Concernant le nombre maximum des indemnités journalières calculé selon la période de cotisation, la droite veut 260 indemnités journalières si l’assuré justifie d’une période de cotisation de 12 mois ; 400 indemnités
journalières s’il justifie d’une période de cotisation de 18 mois ; 520 indemnités journalières s’il justifie d’une période de cotisation de 22 mois et qu’il a atteint un certain âge ou qu’il touche une rente AI.

Concernant les assurés de moins de 30 ans n’ayant pas d’obligations d’entretien envers des enfants: 260 indemnités journalières au maximum; les assurés de moins de 25 ans n’ayant pas d’obligations
d’entretien envers des enfants:130 indemnités journalières au maximum !

Concernant les cantons touchés par un fort taux de chômage: impossibilité comme aujourd’hui de demander au Conseil fédéral d’augmenter de 120 le nombre maximal d’indemnités journalières.

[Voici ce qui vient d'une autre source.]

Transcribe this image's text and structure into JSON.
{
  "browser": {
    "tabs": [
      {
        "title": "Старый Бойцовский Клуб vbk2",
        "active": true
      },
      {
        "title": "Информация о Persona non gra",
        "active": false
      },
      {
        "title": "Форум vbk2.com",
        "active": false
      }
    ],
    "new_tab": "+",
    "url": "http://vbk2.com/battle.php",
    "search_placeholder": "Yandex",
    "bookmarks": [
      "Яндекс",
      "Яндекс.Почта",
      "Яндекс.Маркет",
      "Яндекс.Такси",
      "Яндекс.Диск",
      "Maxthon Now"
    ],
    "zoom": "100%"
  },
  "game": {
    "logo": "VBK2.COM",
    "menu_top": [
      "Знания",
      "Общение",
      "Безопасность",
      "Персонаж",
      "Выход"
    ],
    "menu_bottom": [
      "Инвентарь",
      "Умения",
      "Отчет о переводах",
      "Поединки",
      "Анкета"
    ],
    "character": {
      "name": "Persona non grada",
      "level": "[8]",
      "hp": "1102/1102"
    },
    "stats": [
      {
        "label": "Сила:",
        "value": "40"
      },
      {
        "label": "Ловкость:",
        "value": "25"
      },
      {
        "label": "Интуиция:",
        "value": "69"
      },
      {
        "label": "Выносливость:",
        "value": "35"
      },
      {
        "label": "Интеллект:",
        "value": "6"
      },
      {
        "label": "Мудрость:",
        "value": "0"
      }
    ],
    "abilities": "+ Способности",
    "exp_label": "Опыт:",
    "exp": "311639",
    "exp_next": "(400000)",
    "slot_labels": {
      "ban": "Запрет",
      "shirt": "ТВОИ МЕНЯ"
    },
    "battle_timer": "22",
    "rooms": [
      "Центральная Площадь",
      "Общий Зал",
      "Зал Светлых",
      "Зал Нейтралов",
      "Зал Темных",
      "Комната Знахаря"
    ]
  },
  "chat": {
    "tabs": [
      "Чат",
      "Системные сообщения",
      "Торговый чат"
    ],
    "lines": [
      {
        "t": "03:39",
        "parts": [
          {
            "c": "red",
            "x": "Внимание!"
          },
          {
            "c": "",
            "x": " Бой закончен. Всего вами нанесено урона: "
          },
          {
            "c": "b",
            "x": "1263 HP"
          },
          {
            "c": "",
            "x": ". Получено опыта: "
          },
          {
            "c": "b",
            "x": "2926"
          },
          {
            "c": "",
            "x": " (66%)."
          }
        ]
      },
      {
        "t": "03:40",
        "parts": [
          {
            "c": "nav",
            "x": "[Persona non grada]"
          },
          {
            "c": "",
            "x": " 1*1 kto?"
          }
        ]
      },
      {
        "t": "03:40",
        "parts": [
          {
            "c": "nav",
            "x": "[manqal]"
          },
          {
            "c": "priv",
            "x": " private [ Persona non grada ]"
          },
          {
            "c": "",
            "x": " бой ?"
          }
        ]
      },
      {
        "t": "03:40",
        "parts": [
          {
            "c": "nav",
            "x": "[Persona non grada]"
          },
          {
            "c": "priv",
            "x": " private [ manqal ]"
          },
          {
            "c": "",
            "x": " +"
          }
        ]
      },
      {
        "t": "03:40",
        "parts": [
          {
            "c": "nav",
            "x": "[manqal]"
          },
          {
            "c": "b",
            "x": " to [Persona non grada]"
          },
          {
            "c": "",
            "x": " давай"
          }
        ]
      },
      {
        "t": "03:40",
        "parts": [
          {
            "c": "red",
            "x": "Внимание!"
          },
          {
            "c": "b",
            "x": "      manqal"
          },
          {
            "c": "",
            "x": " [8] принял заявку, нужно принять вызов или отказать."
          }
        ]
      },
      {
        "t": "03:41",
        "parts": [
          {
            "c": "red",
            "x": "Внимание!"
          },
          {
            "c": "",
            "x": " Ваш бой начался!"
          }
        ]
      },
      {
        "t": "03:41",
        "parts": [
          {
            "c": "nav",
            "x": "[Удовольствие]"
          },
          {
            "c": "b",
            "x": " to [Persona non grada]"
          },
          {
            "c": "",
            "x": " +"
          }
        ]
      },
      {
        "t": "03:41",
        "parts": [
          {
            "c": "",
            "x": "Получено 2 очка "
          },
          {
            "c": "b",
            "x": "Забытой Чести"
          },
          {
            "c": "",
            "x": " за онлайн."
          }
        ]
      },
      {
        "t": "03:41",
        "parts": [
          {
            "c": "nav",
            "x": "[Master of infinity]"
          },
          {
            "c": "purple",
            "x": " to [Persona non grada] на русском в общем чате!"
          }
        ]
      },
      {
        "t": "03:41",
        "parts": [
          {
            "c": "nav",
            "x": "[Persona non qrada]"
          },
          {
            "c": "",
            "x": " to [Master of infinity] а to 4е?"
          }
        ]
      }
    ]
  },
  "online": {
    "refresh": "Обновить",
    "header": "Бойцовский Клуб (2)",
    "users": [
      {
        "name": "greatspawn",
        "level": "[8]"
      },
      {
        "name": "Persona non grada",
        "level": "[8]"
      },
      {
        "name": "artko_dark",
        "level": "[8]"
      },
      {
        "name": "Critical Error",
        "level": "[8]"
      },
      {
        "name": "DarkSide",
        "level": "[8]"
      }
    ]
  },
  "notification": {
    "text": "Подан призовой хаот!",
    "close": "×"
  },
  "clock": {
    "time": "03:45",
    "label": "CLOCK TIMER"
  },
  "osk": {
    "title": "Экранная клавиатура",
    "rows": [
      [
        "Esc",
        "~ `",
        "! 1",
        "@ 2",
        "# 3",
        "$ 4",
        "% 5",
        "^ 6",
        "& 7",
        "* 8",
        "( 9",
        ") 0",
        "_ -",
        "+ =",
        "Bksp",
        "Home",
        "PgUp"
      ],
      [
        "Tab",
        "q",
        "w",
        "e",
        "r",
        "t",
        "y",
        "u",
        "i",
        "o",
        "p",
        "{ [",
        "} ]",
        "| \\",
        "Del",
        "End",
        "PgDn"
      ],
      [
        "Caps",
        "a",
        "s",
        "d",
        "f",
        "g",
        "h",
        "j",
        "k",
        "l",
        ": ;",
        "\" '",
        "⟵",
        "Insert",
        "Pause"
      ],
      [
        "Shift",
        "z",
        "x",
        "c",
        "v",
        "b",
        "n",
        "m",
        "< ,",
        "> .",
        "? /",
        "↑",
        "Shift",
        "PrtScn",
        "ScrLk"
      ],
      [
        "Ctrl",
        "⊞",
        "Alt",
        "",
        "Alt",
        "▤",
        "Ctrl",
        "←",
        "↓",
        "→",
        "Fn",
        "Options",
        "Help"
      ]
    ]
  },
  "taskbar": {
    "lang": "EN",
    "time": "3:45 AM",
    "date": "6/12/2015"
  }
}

Comment les socialistes et les verts osent entrer en matière avec des pénalisations, des attaques sociales invraisemblables de la sorte ?

Dans les cas pareils, il faut faire bloc, résister, refuser et… préparer le référendum populaire pour que le peuple donne la gifle que la droite et ces nantis méritent !

Ils se sont servis dans la caisse des collectivités publiques pour renflouer leurs banques et maintenant le petit peuple doit payer l’addition.